如果说,一开始弥鳯以为自己在尽心尽力地匡扶正义。听完九光的话,他才猛然发觉他讲的都是空话,飘在云端不堪一击,她也根本不相信、看不上。
九光继续打击他的自信:“你劝我走,那真是找错人了。如若真想解决纷争,你要找的应该是试图杀我的人,劝他们收手才对。不劝恶人收刀,却劝弱者逃避,这难道就是弥鳯道长你的处世之道吗?”
弥鳯颤抖着嘴唇:“不,不是的,我会劝他们收手……”他艰难地强调他是个是非分明的人,并不是挑软柿子捏。
九光抬起眼看他,道:“你要真为我着想,那就依言照做吧。”
从这一眼里,弥鳯能看出她的敷衍和怀疑,心中涌出一股股酸涩情绪。他稳住心神,执着地问:“我还有一个问题,你是玄鸟峰九光吗?”

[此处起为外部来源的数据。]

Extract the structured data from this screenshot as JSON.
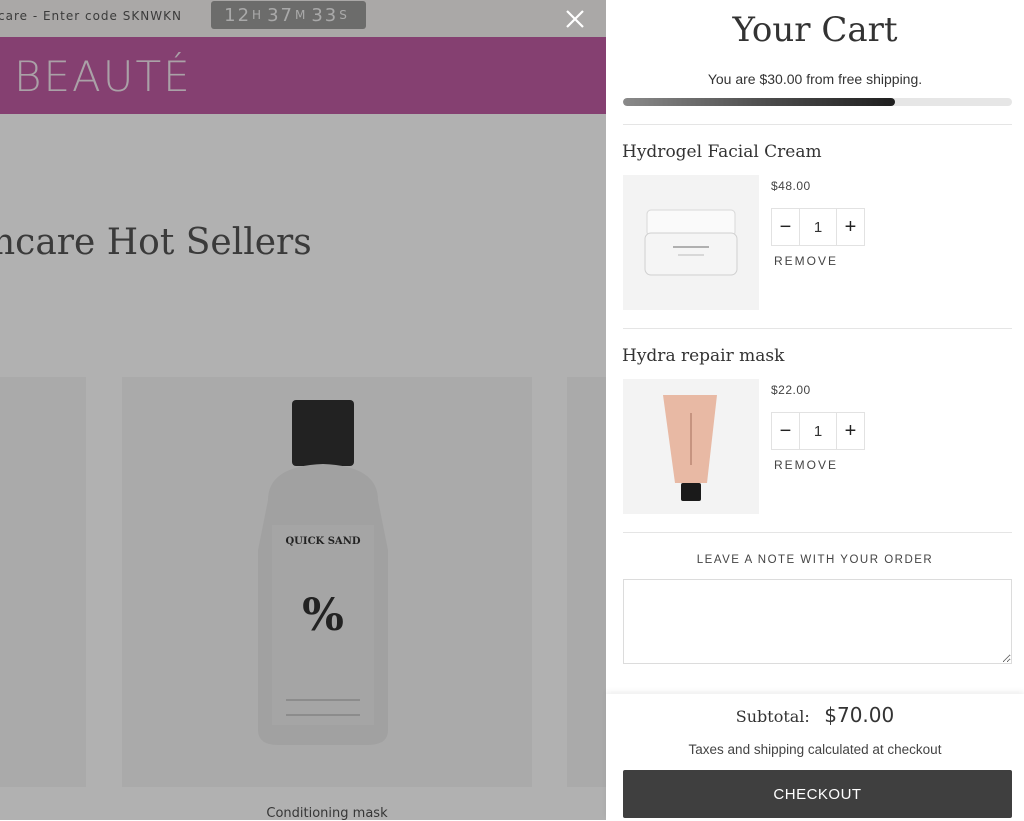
{
  "background": {
    "announcement": "care - Enter code SKNWKN",
    "countdown": {
      "hours": "12",
      "h_unit": "H",
      "minutes": "37",
      "m_unit": "M",
      "seconds": "33",
      "s_unit": "S"
    },
    "brand": "BEAUTÉ",
    "section_title": "ncare Hot Sellers",
    "product": {
      "name": "Conditioning mask",
      "bottle_brand": "QUICK SAND",
      "bottle_mark": "%"
    }
  },
  "cart": {
    "title": "Your Cart",
    "shipping_message": "You are $30.00 from free shipping.",
    "shipping_progress": 0.7,
    "items": [
      {
        "name": "Hydrogel Facial Cream",
        "price": "$48.00",
        "quantity": "1",
        "remove_label": "REMOVE",
        "minus": "−",
        "plus": "+"
      },
      {
        "name": "Hydra repair mask",
        "price": "$22.00",
        "quantity": "1",
        "remove_label": "REMOVE",
        "minus": "−",
        "plus": "+"
      }
    ],
    "note_label": "LEAVE A NOTE WITH YOUR ORDER",
    "note_value": "",
    "subtotal_label": "Subtotal:",
    "subtotal_value": "$70.00",
    "tax_note": "Taxes and shipping calculated at checkout",
    "checkout_label": "CHECKOUT"
  },
  "colors": {
    "brand_bar": "#b64494",
    "checkout_button": "#3f3f3f"
  }
}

九光伫立片刻,回答:“自从我来到中山后,许多人或直接或试探地问过许多次同样的问题,但我从来没有承认过。我不明白你们怎么会有这种猜测。”
弥鳯的目光在她身上长久停留,一口咬定:“我知道,你就是九光。”
九光不发一言地瞥向他。
弥鳯问出他心中真正的困扰和害怕:“你来中山宗,究竟是想做什么?”
这次九光的眼神转变了。她的眼里明明充满警觉,可下一秒神情却又恢复为有恃无恐,仿佛断定他肯定不会拆穿她。
她底气十足地反问:“你不记得那夜在山洞里,我们说过的话了吗?”
弥鳯:“……什么?”
九光把回忆娓娓叙来:“你问过我同样的问题,我回答了你。你信也好,不信也罢,我不会再回答一次。”
弥鳯当然记得,她是来找不死树的,可他清楚这只是一个借口,她还是不肯告诉他实话。他落寞道:“我以为我们能够坦诚相待。”
闻言,九光神色微动,可她压抑住了这丝动容。
弥鳯越来越失落,凝视着她:“你真的要嫁给弥青表哥吗?”
九光不动声色地深呼吸一口气,转身。她微微回头,送客道:“你今日已经问得够多了,该走了。”
弥鳯的心情至此沉入谷底。
秋雨渐多,毫无预兆地倾盆而下,给天地卷来一股寒气。
弥鳯在回去的路上偶遇这瓢泼大雨,正如他的心境一般无二,大雨很快将他淋得浑身湿透,他不得不躲到树林里避雨。
近日来,一桩桩一件件的事情都给他当头棒喝。
他觉得自己不会比今日更感伤。
可惜人总是不能预料灾难,更令他心如刀绞的场面在他眼前发生了。
命运的作弄就是这么凑巧,他前脚躲进树林避雨,转身就看见同路明月姑娘举着伞跟来。
有一瞬间他以为被送伞的人是他,那他将无法言喻地狂喜。
他的目光因为那道身影聚焦,他的思绪因为身影举着的伞静止,他的情绪因为她怀里抱着的另一把伞而开始徘徊在升腾的关口上下。
可后脚弥青表哥在路的那一头出现了,真正被眷顾的人是那么刺眼和理所应当。
明月姑娘走上前,将手里的另一把伞递出去。欣喜的弥青表哥笑得很大,抹一把脸上的雨水,珍惜地撑开伞。
两人肩并肩地在雨中举着伞回小院,背篓里还背着打猎到的野雉,温馨的晚膳足以预见。
别人是神仙眷侣。
弥鳯明白了自己什么也不是。
难怪刚才明月姑娘不回答他是否真的要嫁给弥青表哥。
不必回答,无须质疑。
他恍惚中看见明月姑娘余光透过树林扫向了他,这一眼便是答案,她已经用行动证明了,一行胜千言。
他想,她怎么会不知道他在树林里呢,雨才下没多久,她分明就是随在他身后出来的。
只是她要送伞的人不是他而已,惦记的人不是他而已。
……他脸色异样,抬手捂住心脏。
这里为什么会痛?
弥鳯回到自己的院子后,狠狠地泡了个热水澡,洗去一身的湿寒气。
刻意地放空自己后,他才能获得片刻宁静。
正在冥想时,他耳闻屋外有人过来的脚步声,随即门就被推开了。
“呀——”薄雩琈立刻捂住眼睛,跺脚道:“你怎么在洗澡啊?”
弥鳯也睁开眼,赶紧抬手挡住自己胸口:“表姐,你怎么来了?”
他错愕非常。
薄雩琈抱怨道:“当然是来看你啊,傍晚突然下了一场大雨,你又出去了,我不放心,特意来看看你有没有淋到。”
“……哦。”弥鳯心中领了这份好意:“多谢表姐。不过你先出去好不好,容我穿上衣服。”